EE 321 Lab
Lab 9: BIPOLAR JUNCTION TRANSISTORS, Part II
Prelab for Lab 9

In this lab we will In this lab we will investigate a bipolar junction transistor (BJT) amplifier and emitter follower.

The amplifier circuit of last week's lab is impractical because the bias or operating point depends on the beta of the transistor. The following bias technique controls the voltage across RE and hence the emitter current IE (Example 4.7).

1. Construct the circuit in Figure 1 and measure the d.c. bias voltages at the base, emitter and collector. From your measurements, determine VBE, VBC. Is the transistor biased in its active mode? What are the d.c. (Q `quiescent') values of IC, IE? 2) Apply a triangle wave to the input and measure the voltage gain. Is the gain close to that found in the prelab?
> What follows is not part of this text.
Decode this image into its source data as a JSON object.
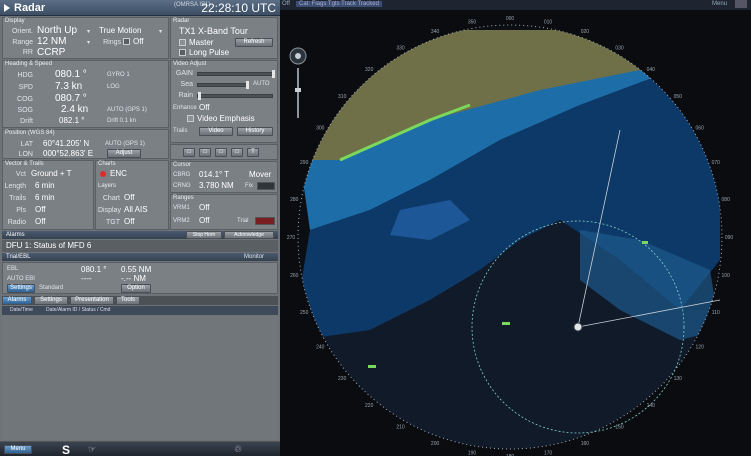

3) The voltage gain can be increased by decreasing RE. Reduce RE to zero for signal frequencies by `bypassing' it with a large capacitor (100 uF) in parallel with RE. (Be sure to observe the correct polarity of the electrolytic capacitor.) Reduce the input amplitude and look at the output waveform.

Further reduce the input amplitude until the output is approximately linear and measure the gain. The gain has been increased to the large values, but at what expense?

The Emitter Follower Amplifier

4) When the input signal is applied to the base and the output is taken at the emitter, Figuure 2, the amplifier is called an `emitter follower'. This is because the emitter voltage `follows' the base voltage. Emitter follower amplifiers are useful because they have a high input impedance and a low output impedance. They amplify the signal power by increasing its current, and are therefore sometimes called a `current booster'.

Construct the circuit in Figure 2.

• With zero (ground input) or small input signal, measure and note the d.c. bias voltages.
• With an input, measure the voltage gain (magnitude and sign).
• The dynamic range of the output is the largest that it can be without saturating or cliping. Measure the dynamic range of the output voltage (decrease the supply voltages to +-12 and measure both vout limits). What causes the output to limit in each case (when is the transistor saturated, active, cutoff)?
• What would happen to vout if the emitter resistor were connected to ground instead of -15V? Try it. What does this mean.
5) Measure Zin at the base of the transistor in the following way.
• Increase the source resistance RS until vout is reduced by about 1/2 (or by some other value).
• Sketch the equivalent circuit (use an equivalent circuit of an amplifier from Ch 1, not the transistor model) and compute Zin from your measurement.
• From the theoretical result that Zin = ( beta + 1) [re + RE ] and re=alpha/gm, estimate the beta of your transistor.
6) Simulate a signal of 10 k Ohms source resistance by setting RS = 10 k Ohms (see Figure 3). Measure the output impedance Zout by loading the output with about 220 Ohms resistance. Use a d.c. blocking capacitor as shown to prevent the load from changing the bias voltages. Ensure that the capacitive impedance is small compared to 220 Ohms by working at a signal frequency of about 10 kHz. Decrease the input until the output is not clipped. Sketch an equivalent circuit for the amplifier output and compute Zout from your measurement. Compare with the theoretical value Zout = [re + RS /( beta + 1)] || RE. How much output voltage would you have gotten by connecting RL directly to the source (RS is part of the source)? What does this show?

7) EXTRA CREDIT. In the emitter follower (Figure 3) replace the transistor by two transistors connected in a Darlington configuration, (Figure 4): What is the effective beta of this `super beta' transistor?   Measure Zin and Zout of the follower now?